Abstract

Breast milk is the optimal food for premature infants. However, the serious condition of premature newborns requires a complex of primary resuscitation care in the maternity unit, which makes it impossible to carry out early attachment to the breast and start breastfeeding. Currently, the neonatal community is actively discussing the immune effects of an alternative method of oropharyngeal administration of colostrum on the child’s adaptation to extrauterine existence. Purpose. To assess the clinical outcomes, the state of the monocytic immunity, the production of sIgA in coprofiltrates in premature infants with extremely low body weight who received colostrum in the first hours of life. Material and methods. 39 premature infants with extremely low body weight who received oropharyngeal administration of colostrum were examined.

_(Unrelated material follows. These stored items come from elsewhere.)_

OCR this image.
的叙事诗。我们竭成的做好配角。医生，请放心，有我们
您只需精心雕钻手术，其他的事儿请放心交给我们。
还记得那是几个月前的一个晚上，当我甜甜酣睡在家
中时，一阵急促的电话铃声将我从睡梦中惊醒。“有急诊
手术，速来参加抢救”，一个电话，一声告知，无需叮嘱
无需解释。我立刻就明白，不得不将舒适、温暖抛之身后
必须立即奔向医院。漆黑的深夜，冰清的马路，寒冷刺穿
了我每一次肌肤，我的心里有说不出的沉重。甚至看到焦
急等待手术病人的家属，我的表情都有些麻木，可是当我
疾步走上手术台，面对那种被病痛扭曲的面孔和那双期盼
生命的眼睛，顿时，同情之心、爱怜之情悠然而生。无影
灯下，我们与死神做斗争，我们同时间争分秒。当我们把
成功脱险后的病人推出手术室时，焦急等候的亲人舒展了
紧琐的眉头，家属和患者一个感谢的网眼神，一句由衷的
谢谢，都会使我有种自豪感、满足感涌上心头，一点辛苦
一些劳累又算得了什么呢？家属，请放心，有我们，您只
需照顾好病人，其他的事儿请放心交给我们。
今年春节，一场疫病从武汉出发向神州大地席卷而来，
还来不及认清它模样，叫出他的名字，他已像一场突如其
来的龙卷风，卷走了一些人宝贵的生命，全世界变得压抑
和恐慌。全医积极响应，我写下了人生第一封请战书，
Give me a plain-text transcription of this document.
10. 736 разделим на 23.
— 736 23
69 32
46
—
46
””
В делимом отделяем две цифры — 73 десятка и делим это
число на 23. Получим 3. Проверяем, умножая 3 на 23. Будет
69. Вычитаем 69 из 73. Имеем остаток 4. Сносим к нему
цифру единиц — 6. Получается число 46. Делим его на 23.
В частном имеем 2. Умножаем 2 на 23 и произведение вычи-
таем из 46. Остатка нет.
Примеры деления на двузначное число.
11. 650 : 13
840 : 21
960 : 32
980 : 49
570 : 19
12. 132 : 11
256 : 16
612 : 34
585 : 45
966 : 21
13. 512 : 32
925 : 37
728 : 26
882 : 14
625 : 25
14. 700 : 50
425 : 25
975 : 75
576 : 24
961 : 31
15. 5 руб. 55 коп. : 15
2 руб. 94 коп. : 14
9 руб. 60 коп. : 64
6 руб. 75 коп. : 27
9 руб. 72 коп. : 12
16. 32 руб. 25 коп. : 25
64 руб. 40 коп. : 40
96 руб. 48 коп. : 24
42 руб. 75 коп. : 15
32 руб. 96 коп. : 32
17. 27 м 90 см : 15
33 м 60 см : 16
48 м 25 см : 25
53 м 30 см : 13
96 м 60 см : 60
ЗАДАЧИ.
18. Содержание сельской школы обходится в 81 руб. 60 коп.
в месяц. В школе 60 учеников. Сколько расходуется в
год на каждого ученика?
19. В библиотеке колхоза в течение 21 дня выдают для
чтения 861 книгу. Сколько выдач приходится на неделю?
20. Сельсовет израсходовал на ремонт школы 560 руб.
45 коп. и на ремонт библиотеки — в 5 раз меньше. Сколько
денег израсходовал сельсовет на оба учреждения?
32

The expression of CD14+CD282+, CD14+CD284+, CD14+HLA-DR, CD14+CD64+, CD14+CD11b+, CD14+CD11c+ monocytes and the phagocytic ability of mononuclear cells in blood serum were determined by laser flow cytometry. The secretory IgA concentration was assessed in coprofiltrates. Results. In premature infants who did not receive oropharyngeal colostrum, there was an increase in leukocyte phagocytosis, the level of monocyte expression, which was due to an increased infectious morbidity. Mucosal immunity of children who received colostrum was characterized by an increased concentration of secretory IgA. Conclusion. It was found that children who received oropharyngeal administration of colostrum have a faster correction of transient hypoglycemia after birth, a shorter duration of parenteral nutrition, greater body weight at the time of discharge, and a decrease in the incidence of infectious pathology.